The action icon has broken into acting, then stardom, then comedy, then politics, and back again. He talks to BuzzFeed News about rebranding himself as a serious leading man in Maggie.
Arnold Schwarzenegger and Abigail Breslin in Maggie.
Roadside Attractions
Forty-five years into his acting career, Arnold Schwarzenegger is showing us a new side of himself with Maggie, his new indie film opening in limited release on May 8. The action icon and former politician makes a go at being a serious leading man in what is, zombie apocalypse setting aside, actually an emotional drama about a father and his dying child. Schwarzenegger plays Wade Vogel, a Midwestern man living in a near future in which the "necroambulist virus" has civilization on the brink of collapse. When Wade's teenage daughter Maggie (Abigail Breslin) gets bitten, he brings her home after making a promise he has no intention of keeping — that when she starts hungering for human flesh, he'll put her in quarantine.

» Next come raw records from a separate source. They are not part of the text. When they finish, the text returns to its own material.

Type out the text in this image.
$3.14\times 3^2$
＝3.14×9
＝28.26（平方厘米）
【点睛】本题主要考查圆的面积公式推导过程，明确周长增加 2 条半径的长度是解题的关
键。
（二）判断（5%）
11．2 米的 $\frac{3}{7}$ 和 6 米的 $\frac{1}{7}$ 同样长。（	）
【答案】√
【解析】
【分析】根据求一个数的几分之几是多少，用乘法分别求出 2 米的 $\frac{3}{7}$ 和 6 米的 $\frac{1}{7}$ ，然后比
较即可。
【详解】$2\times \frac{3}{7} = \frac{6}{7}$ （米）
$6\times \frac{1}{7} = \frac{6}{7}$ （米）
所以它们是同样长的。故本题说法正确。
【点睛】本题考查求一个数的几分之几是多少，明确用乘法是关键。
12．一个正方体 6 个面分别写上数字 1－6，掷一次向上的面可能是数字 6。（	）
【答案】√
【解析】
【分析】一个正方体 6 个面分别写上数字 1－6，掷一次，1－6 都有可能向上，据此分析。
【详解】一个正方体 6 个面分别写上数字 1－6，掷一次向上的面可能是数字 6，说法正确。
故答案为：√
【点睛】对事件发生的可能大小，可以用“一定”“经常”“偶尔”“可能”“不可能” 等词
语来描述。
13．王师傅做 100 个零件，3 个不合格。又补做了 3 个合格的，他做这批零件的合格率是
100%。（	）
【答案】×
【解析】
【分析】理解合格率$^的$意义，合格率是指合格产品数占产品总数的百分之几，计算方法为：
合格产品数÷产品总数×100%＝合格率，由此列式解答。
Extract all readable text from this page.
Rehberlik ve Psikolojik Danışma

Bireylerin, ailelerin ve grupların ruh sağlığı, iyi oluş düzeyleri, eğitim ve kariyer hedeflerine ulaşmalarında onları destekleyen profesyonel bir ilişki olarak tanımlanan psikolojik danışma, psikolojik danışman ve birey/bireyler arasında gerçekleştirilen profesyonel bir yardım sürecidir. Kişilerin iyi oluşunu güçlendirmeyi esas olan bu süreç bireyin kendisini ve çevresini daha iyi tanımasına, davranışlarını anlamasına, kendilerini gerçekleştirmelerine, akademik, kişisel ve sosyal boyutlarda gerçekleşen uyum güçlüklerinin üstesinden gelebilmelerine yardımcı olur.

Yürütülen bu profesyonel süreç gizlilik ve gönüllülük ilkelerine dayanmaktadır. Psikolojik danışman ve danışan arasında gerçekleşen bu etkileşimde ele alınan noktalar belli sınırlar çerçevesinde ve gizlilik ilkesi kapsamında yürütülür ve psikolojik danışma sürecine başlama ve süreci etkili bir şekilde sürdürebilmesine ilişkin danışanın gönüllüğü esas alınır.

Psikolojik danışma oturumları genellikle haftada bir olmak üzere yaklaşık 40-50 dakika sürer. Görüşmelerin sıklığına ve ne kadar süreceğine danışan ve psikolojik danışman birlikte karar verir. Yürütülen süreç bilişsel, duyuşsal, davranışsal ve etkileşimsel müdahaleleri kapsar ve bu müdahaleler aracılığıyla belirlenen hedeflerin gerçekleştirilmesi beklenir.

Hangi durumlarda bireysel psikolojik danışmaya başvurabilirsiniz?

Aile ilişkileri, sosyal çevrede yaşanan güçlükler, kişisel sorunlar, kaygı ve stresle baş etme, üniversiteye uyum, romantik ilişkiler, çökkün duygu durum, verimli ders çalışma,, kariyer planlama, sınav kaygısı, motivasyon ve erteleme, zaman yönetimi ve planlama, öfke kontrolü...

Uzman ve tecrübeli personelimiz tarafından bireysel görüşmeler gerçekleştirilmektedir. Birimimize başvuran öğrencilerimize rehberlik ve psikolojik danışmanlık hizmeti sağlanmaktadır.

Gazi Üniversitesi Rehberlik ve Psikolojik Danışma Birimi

What's refreshing about this choice isn't that Schwarzenegger wanted to do the role — the Austrian actor is no chameleon, but he's been consistent about pushing himself on screen. It's that it works so well. The larger-than-life star, who's soon to be reprising one of his most famous roles in Terminator Genisys, is still formidable as hell at 67, but he looks and feels more human-scaled. Wade is a man used to and still very capable of fighting his own battles, but there's nothing he can do for his daughter as she slowly transforms into something that could be dangerous to him and to those around them. "The story was interesting to me because it gave me a chance to play a more vulnerable character rather than a 'throw the grenade and blow everybody up' type of thing," Schwarzenegger said when BuzzFeed News spoke to the once Governator about other times in his screen career when he tried to show us something new.
Hercules in New York (1969): When Schwarzenegger made his movie debut
Trimark Home Video
Schwarzenegger was in his early twenties and fresh off a few Mr. Universe wins when he made his big-screen debut as "Arnold Strong" in this goofy low-budget fantasy in which he played a bored son of Zeus looking for fun in the Big Apple. "My dream was to come to America and to build my bodybuilding career," the actor said. "Then, when I'm finished, to get into movies." That second part came together much faster than he'd planned or expected when six months after coming to the U.S., muscle mag publisher Joe Weider called to tell him, "They're looking for a star in a Hercules movie. I recommended that you were the best.'" Schwarzenegger laughingly recalled that Weider sold him as a "'German Shakespearean actor' — there's no such thing!"
His first leading man gig arrived about five years before Schwarzenegger felt he'd be ready for film, but he found the chance to take on a role he'd seen childhood idols Steve Reeves and Reg Park play irresistible. When it came to making the movie, though, he doesn't remember it as an ideal experience: "I couldn't even understand the script — my English wasn't good enough at that point. I remember I took English classes to get up to speed very quickly, and acting classes with this acting coach in New York." He admitted that he was "thrown in there and I really was not prepared at all for that," but in the end, "I was happy that I did it." Hercules in New York was recently added to Netflix's streaming service.